SOLUTION —
The general formula of alkane $=C_{n} H _{2 n}+2$
Vol. of $CO _{2}$ formed $=10 mL$
COMBUSTION REACTION :
$C_{n} H_{2 n+2}(g)+\left(\frac{3 n+1}{2}\right) O_{2}(g)=n CO _{2}(g)+(n+1) H _{2} O (l)$
1 vol. $\frac{3 n+1}{2}$ vol. $n$ vol. ov.
$\because n$ vol. of $CO _{2}$ from 1 vol. of $C _{n} H _{2 n+2}$
$\therefore 10 mL$ of $CO _{2}$ from $\frac{10}{n} mL$ of $C_{n} H_{2 n+2}$
$\quad\therefore \quad$ Vol. of alkane $=\frac{10}{n} mL$
Vol. of oxygen reacted $=\frac{10}{n}\left(\frac{3 n+1}{2}\right) mL$ and vol. of $CO _{2}=10 mL$.

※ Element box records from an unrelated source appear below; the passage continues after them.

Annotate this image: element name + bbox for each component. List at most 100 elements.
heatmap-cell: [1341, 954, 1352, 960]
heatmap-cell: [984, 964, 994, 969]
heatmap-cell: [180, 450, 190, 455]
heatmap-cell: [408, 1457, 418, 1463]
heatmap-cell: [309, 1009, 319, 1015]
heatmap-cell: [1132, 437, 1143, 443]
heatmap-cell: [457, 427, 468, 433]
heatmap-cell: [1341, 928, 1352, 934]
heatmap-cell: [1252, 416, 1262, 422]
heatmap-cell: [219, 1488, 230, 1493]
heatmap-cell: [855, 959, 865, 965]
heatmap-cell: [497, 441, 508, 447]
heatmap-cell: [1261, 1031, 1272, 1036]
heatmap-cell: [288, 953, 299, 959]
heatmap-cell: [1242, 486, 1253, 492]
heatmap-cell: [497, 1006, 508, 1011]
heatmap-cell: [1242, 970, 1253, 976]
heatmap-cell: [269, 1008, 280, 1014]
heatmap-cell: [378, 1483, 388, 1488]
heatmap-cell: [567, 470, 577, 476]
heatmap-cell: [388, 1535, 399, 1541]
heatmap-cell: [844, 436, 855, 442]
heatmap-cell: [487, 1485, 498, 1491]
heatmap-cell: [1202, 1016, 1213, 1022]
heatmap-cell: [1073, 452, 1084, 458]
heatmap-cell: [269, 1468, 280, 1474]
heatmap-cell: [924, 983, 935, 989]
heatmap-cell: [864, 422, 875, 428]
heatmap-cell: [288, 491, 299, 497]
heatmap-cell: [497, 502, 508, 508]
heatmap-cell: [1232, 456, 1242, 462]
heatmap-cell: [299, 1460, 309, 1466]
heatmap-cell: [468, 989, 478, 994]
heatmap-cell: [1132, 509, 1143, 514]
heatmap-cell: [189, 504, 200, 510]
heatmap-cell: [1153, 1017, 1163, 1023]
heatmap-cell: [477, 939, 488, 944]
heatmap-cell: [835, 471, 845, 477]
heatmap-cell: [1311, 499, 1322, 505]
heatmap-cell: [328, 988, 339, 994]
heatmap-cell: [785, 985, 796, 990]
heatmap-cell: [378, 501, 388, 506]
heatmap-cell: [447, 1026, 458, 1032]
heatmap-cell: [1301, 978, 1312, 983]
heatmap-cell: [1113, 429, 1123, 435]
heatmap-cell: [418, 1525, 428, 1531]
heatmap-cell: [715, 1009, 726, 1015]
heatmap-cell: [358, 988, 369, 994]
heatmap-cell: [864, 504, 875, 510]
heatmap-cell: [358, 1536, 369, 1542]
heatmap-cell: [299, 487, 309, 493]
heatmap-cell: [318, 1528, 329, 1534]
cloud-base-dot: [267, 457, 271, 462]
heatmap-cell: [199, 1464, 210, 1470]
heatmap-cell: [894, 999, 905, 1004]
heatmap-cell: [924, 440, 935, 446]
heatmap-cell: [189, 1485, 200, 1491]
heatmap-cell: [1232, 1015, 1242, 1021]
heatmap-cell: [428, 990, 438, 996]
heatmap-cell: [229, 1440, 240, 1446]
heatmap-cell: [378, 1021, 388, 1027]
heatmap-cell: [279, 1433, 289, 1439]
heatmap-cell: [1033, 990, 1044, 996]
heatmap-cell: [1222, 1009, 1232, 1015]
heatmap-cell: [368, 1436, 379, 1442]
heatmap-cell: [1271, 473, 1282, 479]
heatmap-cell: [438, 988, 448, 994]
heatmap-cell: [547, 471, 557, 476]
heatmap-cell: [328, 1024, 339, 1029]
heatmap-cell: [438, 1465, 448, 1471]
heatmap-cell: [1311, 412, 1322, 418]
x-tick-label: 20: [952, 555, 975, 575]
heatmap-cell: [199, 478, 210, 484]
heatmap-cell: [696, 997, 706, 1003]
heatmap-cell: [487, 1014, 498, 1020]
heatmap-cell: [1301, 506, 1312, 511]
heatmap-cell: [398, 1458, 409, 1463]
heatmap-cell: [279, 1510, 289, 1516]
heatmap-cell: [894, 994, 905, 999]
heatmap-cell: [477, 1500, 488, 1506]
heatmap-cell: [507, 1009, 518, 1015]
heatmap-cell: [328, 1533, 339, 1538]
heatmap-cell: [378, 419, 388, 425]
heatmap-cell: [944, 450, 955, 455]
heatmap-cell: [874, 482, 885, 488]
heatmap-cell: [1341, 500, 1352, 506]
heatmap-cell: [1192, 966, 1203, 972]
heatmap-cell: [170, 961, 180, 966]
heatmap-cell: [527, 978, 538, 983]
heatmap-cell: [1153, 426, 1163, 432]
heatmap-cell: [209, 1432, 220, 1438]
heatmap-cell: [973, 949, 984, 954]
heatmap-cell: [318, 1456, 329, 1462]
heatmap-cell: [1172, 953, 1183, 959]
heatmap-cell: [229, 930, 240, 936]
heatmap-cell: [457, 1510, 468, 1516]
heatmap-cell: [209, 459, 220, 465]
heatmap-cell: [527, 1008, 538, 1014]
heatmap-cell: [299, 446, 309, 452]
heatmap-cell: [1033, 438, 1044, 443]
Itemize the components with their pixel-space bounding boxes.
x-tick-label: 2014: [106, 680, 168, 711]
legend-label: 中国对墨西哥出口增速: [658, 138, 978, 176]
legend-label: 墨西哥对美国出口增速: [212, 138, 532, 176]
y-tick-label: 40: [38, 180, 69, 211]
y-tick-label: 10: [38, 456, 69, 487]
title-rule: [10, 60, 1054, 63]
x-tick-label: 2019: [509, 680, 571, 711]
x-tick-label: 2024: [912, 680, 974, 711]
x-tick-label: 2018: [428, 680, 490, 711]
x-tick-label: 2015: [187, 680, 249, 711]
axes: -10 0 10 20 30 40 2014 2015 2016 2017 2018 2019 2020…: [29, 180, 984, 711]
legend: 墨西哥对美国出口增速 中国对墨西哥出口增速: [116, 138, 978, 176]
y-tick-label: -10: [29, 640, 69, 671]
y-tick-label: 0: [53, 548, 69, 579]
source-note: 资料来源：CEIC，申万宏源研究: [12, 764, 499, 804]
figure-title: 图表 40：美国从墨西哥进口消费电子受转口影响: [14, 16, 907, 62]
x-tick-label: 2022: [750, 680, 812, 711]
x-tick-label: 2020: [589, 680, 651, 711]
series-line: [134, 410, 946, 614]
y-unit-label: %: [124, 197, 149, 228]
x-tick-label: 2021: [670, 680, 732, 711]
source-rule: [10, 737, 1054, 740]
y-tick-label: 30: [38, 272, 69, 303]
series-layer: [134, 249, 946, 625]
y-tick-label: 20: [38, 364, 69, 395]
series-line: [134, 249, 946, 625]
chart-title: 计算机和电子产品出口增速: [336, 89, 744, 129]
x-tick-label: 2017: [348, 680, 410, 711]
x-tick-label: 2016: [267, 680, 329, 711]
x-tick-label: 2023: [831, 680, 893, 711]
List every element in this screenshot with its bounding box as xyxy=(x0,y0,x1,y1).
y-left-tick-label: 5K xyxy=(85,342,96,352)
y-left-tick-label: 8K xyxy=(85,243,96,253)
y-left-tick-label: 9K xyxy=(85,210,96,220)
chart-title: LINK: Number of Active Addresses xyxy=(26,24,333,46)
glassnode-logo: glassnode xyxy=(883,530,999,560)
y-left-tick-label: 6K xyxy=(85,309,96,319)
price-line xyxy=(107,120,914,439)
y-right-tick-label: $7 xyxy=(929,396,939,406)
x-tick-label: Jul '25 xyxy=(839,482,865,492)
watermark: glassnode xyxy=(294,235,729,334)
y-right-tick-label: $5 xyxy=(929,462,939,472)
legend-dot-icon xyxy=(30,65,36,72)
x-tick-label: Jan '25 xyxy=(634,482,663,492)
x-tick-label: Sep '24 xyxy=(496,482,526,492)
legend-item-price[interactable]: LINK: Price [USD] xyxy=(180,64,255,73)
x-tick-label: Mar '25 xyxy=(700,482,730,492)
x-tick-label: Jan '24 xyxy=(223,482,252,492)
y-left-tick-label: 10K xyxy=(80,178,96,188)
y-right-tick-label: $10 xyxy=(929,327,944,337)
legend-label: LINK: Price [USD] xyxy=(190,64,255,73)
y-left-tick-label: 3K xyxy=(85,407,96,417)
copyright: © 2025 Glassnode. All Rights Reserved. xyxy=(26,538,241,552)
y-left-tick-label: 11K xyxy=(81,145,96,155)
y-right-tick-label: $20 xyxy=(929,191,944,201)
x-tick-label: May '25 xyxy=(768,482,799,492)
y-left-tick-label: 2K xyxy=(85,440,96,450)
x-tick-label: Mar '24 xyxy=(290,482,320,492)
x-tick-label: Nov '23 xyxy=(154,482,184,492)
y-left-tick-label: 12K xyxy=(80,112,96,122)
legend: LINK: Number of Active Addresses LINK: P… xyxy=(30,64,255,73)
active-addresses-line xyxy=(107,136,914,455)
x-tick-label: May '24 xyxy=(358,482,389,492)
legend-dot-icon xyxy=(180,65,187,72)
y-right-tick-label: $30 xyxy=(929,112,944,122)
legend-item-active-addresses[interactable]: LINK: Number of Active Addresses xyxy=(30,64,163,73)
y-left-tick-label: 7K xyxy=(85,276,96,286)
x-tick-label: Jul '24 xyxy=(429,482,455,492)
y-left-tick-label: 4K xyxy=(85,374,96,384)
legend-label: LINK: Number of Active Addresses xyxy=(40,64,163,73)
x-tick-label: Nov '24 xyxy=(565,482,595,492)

Contraction in volume $=\left(\right.$ vol. of hydrocarbon $+$ vol. of $\left.O _{2}\right)-$ vol. of $CO _{2}$
$=\frac{10}{n}+\frac{10}{n}\left(\frac{3 n+1}{2}\right)-10=\frac{10}{n}+15+\frac{5}{n}-10=\frac{15}{n}+5$
Contraction in volume $=20 mL$.
$\therefore \quad \frac{15}{n}+5=20 ; \frac{15}{n}=15 ; \quad \therefore \quad n=1 .$
$\therefore$ Formula of hydrocarbon $= CH _{4}$, Methane.